Alright, so today, I’m actually going to play King of Tokyo solo, as promised a while back. Why King of Tokyo? Well, it’s a very simplistic game and perfect to test out this Solo System. This was actually the key inspiration to why I even decided to spin off into Solo Boardgame and Solo Wargame Voyages, since there’s solitaire options for both that I needed to explore before I dive back into RPGs.
So, after a brief refresher of the rules from Wil Wheaton, I get the game ready with the assistance of the Solo System. I’ll play this game as the Space Penguin and I’ll face off the bonus characters that didn’t come with evolution cards, so that I could simplify the game. Time for me to flip over the dominant personalities of my opponents!
Unfortunately, most of them get “Same As Last”. Except for one, who rolled the Specialist. However, I am willing to interpret the two as best as I can. One of the opponents aims to fan points by rolling instead of conquering Tokyo, while another will merely aim to take over Tokyo whenever they have the chance. The Specialist, however, will aim to obtain Energon Cubes (I like to call them these…).
So yeah, now I have my basic opponent layout. It’s time to play. My turn begins by rolling up some points and smacking all the monsters around for one damage. Some of the other monsters begin to copy my tactic and gained points that way, one of them hit me, and another one purchased a card that allows them to gain points each time they buy a card.
On Brokenbear’s turn, he managed to damage me for four points, thus I retreat from Tokyo to avoid more damage. He steps in and takes over. However, I manage to take it over next turn. The way I did the AI deciding whether or not to stay in Tokyo is by drawing from the Probability Deck. If the monster’s health is under 5, then it’ll be probably, but if it’s over, probably not.
Then Draccus managed to knock me out of Tokyo by accidentally rolling two claws (he’s the guy who’s supposed to score points by rolling numbers instead of taking over Tokyo), while Brokenbear’s trying to bust in. Meanwhile, Alpha Zombie gains a big brain, which means he can get four rerolls.
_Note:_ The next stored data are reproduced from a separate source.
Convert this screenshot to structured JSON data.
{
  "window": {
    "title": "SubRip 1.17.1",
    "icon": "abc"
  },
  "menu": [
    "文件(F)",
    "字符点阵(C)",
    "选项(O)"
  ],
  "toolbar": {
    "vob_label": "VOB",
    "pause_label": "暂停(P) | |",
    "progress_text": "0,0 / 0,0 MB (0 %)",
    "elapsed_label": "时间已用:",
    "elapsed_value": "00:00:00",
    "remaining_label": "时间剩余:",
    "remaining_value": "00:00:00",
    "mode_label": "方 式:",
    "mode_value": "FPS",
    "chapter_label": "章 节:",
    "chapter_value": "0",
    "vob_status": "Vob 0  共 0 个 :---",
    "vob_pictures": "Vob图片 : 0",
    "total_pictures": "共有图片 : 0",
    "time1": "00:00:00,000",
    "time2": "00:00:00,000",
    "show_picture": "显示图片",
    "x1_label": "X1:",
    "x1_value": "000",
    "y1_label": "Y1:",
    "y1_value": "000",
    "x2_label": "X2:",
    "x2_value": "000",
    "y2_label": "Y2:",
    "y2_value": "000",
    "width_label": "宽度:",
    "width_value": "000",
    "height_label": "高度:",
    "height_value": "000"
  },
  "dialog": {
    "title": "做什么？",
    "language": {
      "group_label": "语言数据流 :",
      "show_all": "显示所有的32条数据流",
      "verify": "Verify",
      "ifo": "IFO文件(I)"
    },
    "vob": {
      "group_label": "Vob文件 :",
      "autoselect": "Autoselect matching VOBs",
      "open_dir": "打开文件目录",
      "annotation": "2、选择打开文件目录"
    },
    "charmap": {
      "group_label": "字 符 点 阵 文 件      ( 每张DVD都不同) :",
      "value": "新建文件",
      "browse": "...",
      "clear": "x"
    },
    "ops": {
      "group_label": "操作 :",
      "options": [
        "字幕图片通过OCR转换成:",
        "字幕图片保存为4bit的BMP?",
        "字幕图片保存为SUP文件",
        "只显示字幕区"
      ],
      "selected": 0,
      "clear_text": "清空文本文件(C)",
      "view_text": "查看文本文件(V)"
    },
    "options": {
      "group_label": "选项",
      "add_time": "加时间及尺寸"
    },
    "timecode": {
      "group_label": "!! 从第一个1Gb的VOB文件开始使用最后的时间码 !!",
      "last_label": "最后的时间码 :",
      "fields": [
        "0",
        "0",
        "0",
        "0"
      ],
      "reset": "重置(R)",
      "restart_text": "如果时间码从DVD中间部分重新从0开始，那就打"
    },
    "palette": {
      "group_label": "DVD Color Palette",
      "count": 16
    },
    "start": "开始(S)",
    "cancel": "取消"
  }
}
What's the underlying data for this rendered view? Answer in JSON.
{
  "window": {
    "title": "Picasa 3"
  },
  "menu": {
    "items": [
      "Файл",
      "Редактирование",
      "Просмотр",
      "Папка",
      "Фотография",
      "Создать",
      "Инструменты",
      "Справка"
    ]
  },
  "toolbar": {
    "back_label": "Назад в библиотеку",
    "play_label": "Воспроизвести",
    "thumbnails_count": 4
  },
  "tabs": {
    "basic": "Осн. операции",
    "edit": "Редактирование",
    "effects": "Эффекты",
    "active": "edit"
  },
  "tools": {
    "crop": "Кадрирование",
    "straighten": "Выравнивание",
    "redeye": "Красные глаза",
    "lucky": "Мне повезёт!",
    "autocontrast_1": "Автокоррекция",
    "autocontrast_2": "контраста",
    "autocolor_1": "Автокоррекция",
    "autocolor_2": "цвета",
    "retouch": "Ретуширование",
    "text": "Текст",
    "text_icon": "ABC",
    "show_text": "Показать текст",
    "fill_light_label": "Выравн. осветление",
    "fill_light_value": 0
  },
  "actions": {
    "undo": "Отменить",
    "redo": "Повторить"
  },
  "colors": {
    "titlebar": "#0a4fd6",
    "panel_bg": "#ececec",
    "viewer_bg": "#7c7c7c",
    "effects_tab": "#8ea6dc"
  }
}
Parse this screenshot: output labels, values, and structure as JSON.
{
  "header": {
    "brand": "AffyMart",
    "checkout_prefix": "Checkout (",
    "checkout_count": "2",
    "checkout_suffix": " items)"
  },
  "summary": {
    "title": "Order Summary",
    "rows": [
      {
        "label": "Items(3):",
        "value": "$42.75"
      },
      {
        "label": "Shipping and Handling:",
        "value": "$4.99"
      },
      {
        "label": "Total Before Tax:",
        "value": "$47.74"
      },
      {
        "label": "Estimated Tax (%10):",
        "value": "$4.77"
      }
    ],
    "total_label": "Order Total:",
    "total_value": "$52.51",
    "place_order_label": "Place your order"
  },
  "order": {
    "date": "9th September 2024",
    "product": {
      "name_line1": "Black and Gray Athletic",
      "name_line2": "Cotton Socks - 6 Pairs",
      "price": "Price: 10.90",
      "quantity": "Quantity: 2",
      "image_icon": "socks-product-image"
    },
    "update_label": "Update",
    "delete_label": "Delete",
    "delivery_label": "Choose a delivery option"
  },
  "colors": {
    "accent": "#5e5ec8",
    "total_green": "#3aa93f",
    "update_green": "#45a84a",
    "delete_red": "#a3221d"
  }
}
Finally, I managed to get Draccus out of Tokyo by dealing three damage to him. Though Brokenbear took over, tanking a hit from Alpha Zombie. However, I hit him and he ran off, scoring me a point and Tokyo. Alpha Zombie purchases a heal to boost himself back to full. I decided to stay inside Tokyo, but thankfully Draccus bailed me out by playing Death From Above, knocking me out and taking my spot for Brokenbear to damage him.
Brokenbear, however, plays a card that dealt two damage to all monsters. However, Draccus made the fatal mistake of not leaving Tokyo and so I killed him. I’m inching towards victory. All I have to do is endure Brokenbear’s hits…
He doesn’t and instead he gets a shrink ray. And because Alpha Zombie is a pacifist and aims only to buy stuff, that means I managed to stay in Tokyo long enough to win the game, amassing the twenty points I need for victory.
I gotta say, using the Solo System was pretty easy to do. All I had to do was give the players roles and go with the flow. I did admit that, towards the end, it was very easy… Alpha Zombie rolled three claws, but opted to go with more energy instead. The only player who gave me a serious challenge was Brokenbear’s, and that’s only because he was the aggressive one of the bunch.
Perhaps next time, I’ll give the players more things, like the Strategy deck or even Tactics. That said, I really enjoyed playing King of Tokyo using this very simple system, and I can’t wait to play more. Well, Bon Voyage, Gamers!